I've been reading these discussions about bullying teens and kids killing themselves and senators wanting to pass laws they can't enforce because it hits a nerve. I was one of those kids who got more than my share of awfulness in those years.
Middle school was bad enough, and I remember thinking that high school would be better. I was a nerdy freshman at an all-girls Catholic school who didn't know anyone, and was there on a full scholarship rather than my parents' incomes. I had thought I would thrive there taking Latin and all that, but it was a year of hell. Girls are mean and cliquish and smell blood so easily. Since there were no boys to be an outlet for that energy, it was turned inward.
This was at the height of the boy band era and I was utterly unattracted to any of those teen idols with the frosted hair and the corny music. I've never really been attracted to 'beautiful people' anyway because I usually assume they're arrogant or mean, and found myself drawn more to the misunderstood musician types like Kurt Cobain.
But freshman year, this meant that if I didn't have a crush on Justin Timberlake or Nick Carter, I couldn't possibly be straight, and this being at an all-girls school, meant social suicide of the highest degree and everything that goes with that, the rumors, the eating lunch alone, threats in the locker room, and the way that girls could be so cruel.
I am so thankful that the dynamics of web 2.0 that's so pervasive now didn't exist then, because I can't even imagine how much worse that would make things.
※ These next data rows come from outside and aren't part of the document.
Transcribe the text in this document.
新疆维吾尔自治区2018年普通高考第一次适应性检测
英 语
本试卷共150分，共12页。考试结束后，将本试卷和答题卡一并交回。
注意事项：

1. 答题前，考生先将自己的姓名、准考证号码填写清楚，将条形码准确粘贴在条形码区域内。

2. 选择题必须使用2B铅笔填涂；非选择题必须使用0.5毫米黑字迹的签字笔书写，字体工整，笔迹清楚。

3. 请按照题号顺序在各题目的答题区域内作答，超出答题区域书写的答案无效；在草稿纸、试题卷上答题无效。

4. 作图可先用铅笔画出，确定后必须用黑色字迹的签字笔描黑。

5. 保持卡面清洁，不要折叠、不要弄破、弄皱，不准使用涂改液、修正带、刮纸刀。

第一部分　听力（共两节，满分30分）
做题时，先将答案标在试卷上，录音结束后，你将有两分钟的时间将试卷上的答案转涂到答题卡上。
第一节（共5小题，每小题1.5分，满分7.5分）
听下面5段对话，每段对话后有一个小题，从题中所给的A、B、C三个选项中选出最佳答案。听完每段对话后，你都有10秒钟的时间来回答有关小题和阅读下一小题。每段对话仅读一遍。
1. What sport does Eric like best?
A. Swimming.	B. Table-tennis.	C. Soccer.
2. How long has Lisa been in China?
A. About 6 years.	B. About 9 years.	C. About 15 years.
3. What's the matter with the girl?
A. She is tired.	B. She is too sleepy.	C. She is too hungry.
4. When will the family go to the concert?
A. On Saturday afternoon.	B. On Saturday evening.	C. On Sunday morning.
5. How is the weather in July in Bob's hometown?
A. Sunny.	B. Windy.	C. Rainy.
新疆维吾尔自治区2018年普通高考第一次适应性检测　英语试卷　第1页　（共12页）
I wanted to drop out after one semester but the way my course schedule was set up, it would have messed up everything else.
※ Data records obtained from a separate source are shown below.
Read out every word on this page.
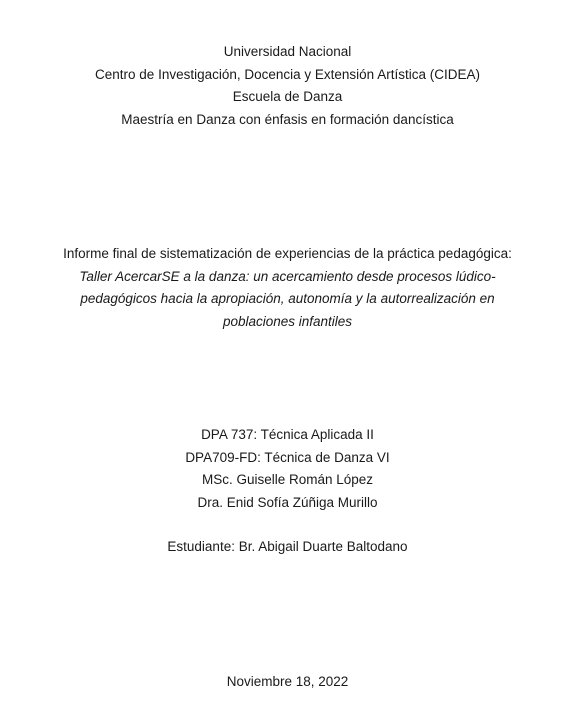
Universidad Nacional
Centro de Investigación, Docencia y Extensión Artística (CIDEA)
Escuela de Danza
Maestría en Danza con énfasis en formación dancística
Informe final de sistematización de experiencias de la práctica pedagógica:
Taller AcercarSE a la danza: un acercamiento desde procesos lúdico-
pedagógicos hacia la apropiación, autonomía y la autorrealización en
poblaciones infantiles
DPA 737: Técnica Aplicada II
DPA709-FD: Técnica de Danza VI
MSc. Guiselle Román López
Dra. Enid Sofía Zúñiga Murillo
Estudiante: Br. Abigail Duarte Baltodano
Noviembre 18, 2022
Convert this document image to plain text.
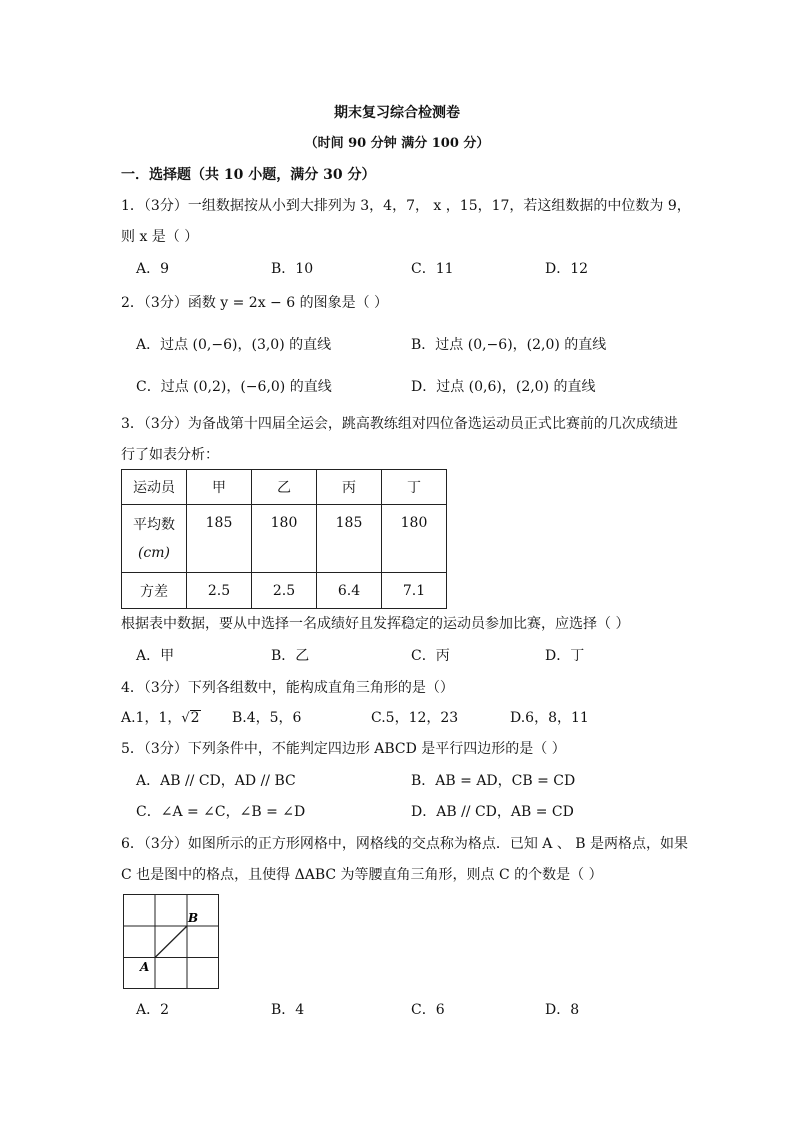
期末复习综合检测卷
（时间 90 分钟 满分 100 分）
一．选择题（共 10 小题，满分 30 分）
1．（3分）一组数据按从小到大排列为 3，4，7， x ，15，17，若这组数据的中位数为 9，
则 x 是（ ）
A．9	B．10	C．11	D．12
2．（3分）函数 y = 2x − 6 的图象是（ ）
A．过点 (0,−6)，(3,0) 的直线	B．过点 (0,−6)，(2,0) 的直线
C．过点 (0,2)，(−6,0) 的直线	D．过点 (0,6)，(2,0) 的直线
3．（3分）为备战第十四届全运会，跳高教练组对四位备选运动员正式比赛前的几次成绩进
行了如表分析：
运动员	甲	乙	丙	丁

平均数
(cm)	185	180	185	180
方差	2.5	2.5	6.4	7.1
根据表中数据，要从中选择一名成绩好且发挥稳定的运动员参加比赛，应选择（ ）
A．甲	B．乙	C．丙	D．丁
4．（3分）下列各组数中，能构成直角三角形的是（）
A.1，1，√2 B.4，5，6	C.5，12，23	D.6，8，11
5．（3分）下列条件中，不能判定四边形 ABCD 是平行四边形的是（ ）
A．AB // CD，AD // BC	B．AB = AD，CB = CD
C．∠A = ∠C，∠B = ∠D	D．AB // CD，AB = CD
6．（3分）如图所示的正方形网格中，网格线的交点称为格点．已知 A 、 B 是两格点，如果
C 也是图中的格点，且使得 ΔABC 为等腰直角三角形，则点 C 的个数是（ ）
A
B
A．2	B．4	C．6	D．8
This was also the year that Columbine happened so there was all sorts of paranoia regarding lonely outsiders with a love of doomy rock music and I was sent to the guidance counselor because of the bruises on my knees and the scars on my arms and wrists from the cat. The only time teachers intervened was when they feared that I would do something violent and vindictive. "You've got to watch those quiet ones..."
My dad let me cut class a lot and that helped me survive, and we'd spend Wednesday afternoons going to the art museum and driving around listening to Nirvana, Alice in Chains, and Led Zeppelin on the radio so I wouldn't have to go back.
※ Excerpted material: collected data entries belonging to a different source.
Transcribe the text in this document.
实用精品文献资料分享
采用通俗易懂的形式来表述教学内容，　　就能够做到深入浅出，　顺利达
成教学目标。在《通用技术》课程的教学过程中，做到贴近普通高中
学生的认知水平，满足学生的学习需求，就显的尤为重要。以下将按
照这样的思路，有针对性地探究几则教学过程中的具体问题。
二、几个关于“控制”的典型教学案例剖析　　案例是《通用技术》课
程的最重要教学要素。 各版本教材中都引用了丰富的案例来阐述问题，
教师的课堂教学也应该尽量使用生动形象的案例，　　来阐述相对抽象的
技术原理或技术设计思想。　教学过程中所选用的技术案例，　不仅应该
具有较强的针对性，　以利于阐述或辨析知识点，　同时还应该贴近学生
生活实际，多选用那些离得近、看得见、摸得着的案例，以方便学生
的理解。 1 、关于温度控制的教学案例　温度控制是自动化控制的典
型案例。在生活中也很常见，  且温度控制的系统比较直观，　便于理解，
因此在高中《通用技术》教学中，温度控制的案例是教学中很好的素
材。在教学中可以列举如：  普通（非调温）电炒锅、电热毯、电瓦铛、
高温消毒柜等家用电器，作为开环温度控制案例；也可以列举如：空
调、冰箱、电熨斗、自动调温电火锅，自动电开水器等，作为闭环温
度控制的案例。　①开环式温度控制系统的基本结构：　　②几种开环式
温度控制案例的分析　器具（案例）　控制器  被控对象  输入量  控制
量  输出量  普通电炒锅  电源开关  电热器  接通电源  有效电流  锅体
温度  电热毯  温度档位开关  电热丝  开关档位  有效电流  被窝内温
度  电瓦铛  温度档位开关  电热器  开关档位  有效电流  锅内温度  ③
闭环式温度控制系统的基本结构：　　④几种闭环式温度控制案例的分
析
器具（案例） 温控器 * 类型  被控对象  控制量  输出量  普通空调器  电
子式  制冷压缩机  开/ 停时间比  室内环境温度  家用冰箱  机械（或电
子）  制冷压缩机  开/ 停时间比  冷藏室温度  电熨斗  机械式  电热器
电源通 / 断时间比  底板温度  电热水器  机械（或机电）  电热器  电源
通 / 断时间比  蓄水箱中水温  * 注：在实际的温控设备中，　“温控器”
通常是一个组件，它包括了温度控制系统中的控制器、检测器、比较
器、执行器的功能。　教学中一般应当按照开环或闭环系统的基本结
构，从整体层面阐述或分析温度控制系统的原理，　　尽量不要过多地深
I transferred out at the end of that year, did a correspondence homeschool sophomore year to catch up and then transferred into a large public high school where I had no history with anyone. There were so many people that I blended in easily, was almost invisible being neither at the top or bottom of the pecking order, and slowly found a group of people that I got along ok with.
I don't know what the answer is. Kids are mean and cruel and they probably always have been. I never sought help from teachers because it got old to hear "well you've got to stand up for yourself" knowing that at that time I didn't have the toughness to do that without looking even more lame, knowing that if I protested too much it wouldn't do any good. I don't know if you can legislate this kind of thing either. It's like declaring a war on drugs or terror, you can't win. Thankfully, I had parents who loved me and found some support in other areas and I guess got through by the grace of God if nothing else in those times I'm so glad I never have to relive.
And it does get better. That doesn't mean that grown adults don't act like schoolchildren or that things don't still happen, but generally it's not so bad. All the drama that happened made me stronger and more sure of myself and gave me more empathy for others than I maybe would have had otherwise. If I ever have kids, I want to be sure to tell them to treat others the way they want to be treated, even if the way other kids treat them is terrible, because it seems so often that the ones who hurt are so often hurt by others.